This Friday, House Democrats have announced the grounds of abuse of power and obstruction of Congress on which they plan to seek the impeachment of President Trump.
The articles claim abusing the power of his office and obstructing Congress.
But what of the articles? Do they meet the standard?
Oddly, the proposed do not seem to meet the constitutional criteria for an impeachment, which are limited to “treason, bribery, or other high crimes and misdemeanors.” Neither article is a high or low crime or misdemeanor. Neither are mentioned within the Constitution.
The abuse here is that it more and more appears to be what Hamilton called in the Federalist Papers the“greatest danger,” that the decision to impeach will be based on the “comparative strength of parties,” rather than on “innocence or guilt.”
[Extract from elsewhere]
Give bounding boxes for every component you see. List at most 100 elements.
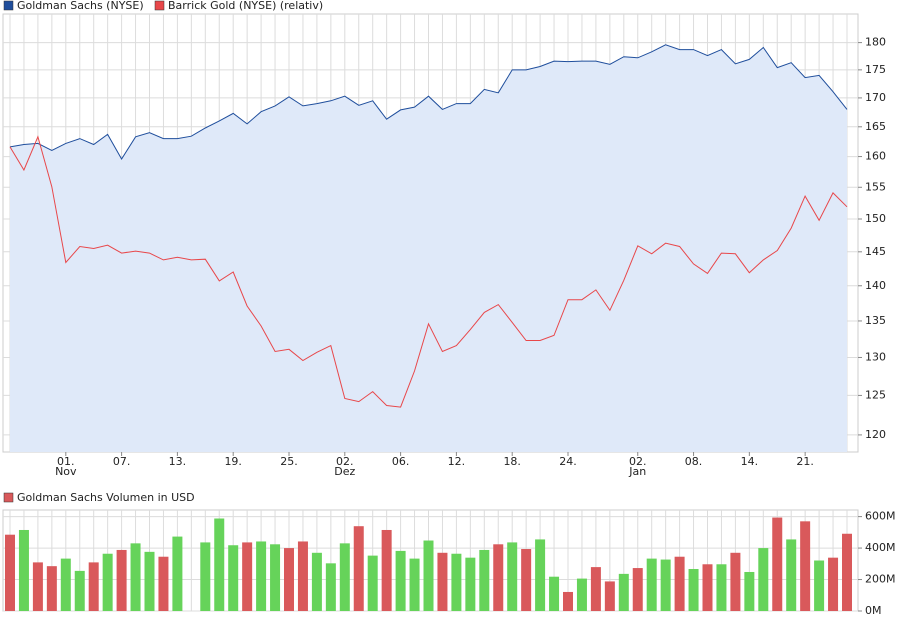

This is new ground. It’s the first time in American history impeachment is occurring without having at least some bipartisan support in Congress. And there is really nothing to support it in the words of the Constitution. It seems like a bad re-run of Pee Wee’s playhouse, where the House is making it up the process as they go along.
Without judicial review, the House by-passes its mandated duty which is to support, defend, and apply the Constitution as written, not as it can be stretched to fit the actions of an opposition or controversial president.
“no legislative act, therefore, contrary to the Constitution, can be valid.” – Alexander Hamilton, Federalist Papers.
This does present the Senate with a constitutional dilemma, if and when it will receive a void and invalid impeachment. It will have to decide whether to proceed with a trial of charges that are unconstitutional and therefore are void.